Once you cut open the membrane of the substrate and spray water on the block for the first time, the mycelium gets triggered into the fruiting stage of its lifecycle. The rush of fresh air increased humidity, and exposure to moisture tricks the mycelium to start producing fruiting bodies or what we commonly call mushrooms.
As a mushroom farmer, you have to try and mimic its natural environment in the best way possible for the best results. The mushroom in your growing kit is Lentinus Sajor Caju, commonly known as The Indian Oyster Mushroom.
It is mostly found growing from the sides of dead tree logs, which is also why you cut the side of the substrate block and not the top.
They grow best in cool (19 – 30 Degrees Celsius) and humid environments (65-80% Relative Humidity) with a lot of fresh air.
For a home grower to improve his chances of getting a beautiful flush, consider 3 things – light, air, and moisture.

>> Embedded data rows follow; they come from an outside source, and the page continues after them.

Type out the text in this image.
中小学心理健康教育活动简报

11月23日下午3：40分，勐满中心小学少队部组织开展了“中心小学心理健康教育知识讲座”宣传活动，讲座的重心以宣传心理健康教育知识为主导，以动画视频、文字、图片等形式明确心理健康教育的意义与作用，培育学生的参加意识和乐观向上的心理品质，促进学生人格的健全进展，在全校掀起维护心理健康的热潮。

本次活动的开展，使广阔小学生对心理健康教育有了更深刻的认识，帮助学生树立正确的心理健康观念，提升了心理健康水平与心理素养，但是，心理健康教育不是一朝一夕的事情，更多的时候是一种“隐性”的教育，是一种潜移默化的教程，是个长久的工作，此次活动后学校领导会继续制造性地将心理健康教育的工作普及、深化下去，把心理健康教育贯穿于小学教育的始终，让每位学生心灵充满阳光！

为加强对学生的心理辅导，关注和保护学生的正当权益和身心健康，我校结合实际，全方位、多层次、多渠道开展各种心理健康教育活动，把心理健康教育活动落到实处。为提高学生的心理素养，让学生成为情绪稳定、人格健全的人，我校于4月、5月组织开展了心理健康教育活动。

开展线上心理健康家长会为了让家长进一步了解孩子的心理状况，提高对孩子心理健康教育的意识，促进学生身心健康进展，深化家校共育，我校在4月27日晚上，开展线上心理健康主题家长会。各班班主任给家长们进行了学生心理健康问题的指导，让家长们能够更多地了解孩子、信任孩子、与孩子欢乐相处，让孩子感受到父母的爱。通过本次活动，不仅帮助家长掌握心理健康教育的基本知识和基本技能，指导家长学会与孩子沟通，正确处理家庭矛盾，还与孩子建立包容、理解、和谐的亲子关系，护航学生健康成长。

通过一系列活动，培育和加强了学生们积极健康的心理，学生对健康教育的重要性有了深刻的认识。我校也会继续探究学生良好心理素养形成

Let’s examine the three factors:
Mushrooms are not plants, they cannot photosynthesize and depend on the substrate for food. This means that they don’t need direct sunlight but at the same time they cannot survive in complete darkness either. Light is a trigger for the mycelium to produce mushrooms, so you have to place your kit somewhere where it gets exposed to light for around 12 hours a day. The light source can even be ambient indoor lighting, just make sure that it doesn’t get too hot as high temperatures can cause the substrate blocks to overheat and kill the mycelium.
Mushrooms breathe in oxygen and breathe out carbon dioxide just like us. Oyster mushrooms in particular tend to do well in places that have high levels of oxygen, so keeping your kit in a place with good air circulation is important. Next to a window would be ideal, but if you decide to keep it in a closed room, you should make sure that you open the door to the room and switch on the fan or blower for a few minutes to draw in the fresh air a few times a day.
While fruiting, mushrooms will drop spores, keeping them next to a window will allow the spores to get carried away by air currents.
The membrane on the substrate prevents the block from drying out completely by trapping the moisture inside. Spraying the exposed substrate after cutting the membrane, triggers the mycelium to enter fruiting. This is the same reason that we find mushrooms after fresh rains, the moisture from the rain triggers underground mycelium to reach up to the surface and form mushrooms. So, you aren’t really “watering” the mushrooms like you do plants by spraying water.
This means that you just have to spray enough clean water to keep the substrate moist without making it soggy or wet. A good test to know if your block has enough moisture is to touch the surface of the substrate with your finger (remember to wash your hands before handling the block!), it should feel moist but your finger should not be visibly wet.
Take care to use filtered water as tap water can contain chlorine which is harmful to the growth of mushrooms.
- Humidity: Another aspect of moisture is humidity. If your geographic location has humidity less than 65%, you have to increase the humidity around the kit by placing a wet towel or cloth next to the base of your kit. The evaporation of water from the cloth creates a humid microclimate around the kit, which can help you get good harvests.
We hope we have been able to cover your doubts regarding how you can grow your kit well.
Remember- To be a good mushroom farmer you have to learn directly from the fungi by observing them patiently.
All the best for your mushroom journey!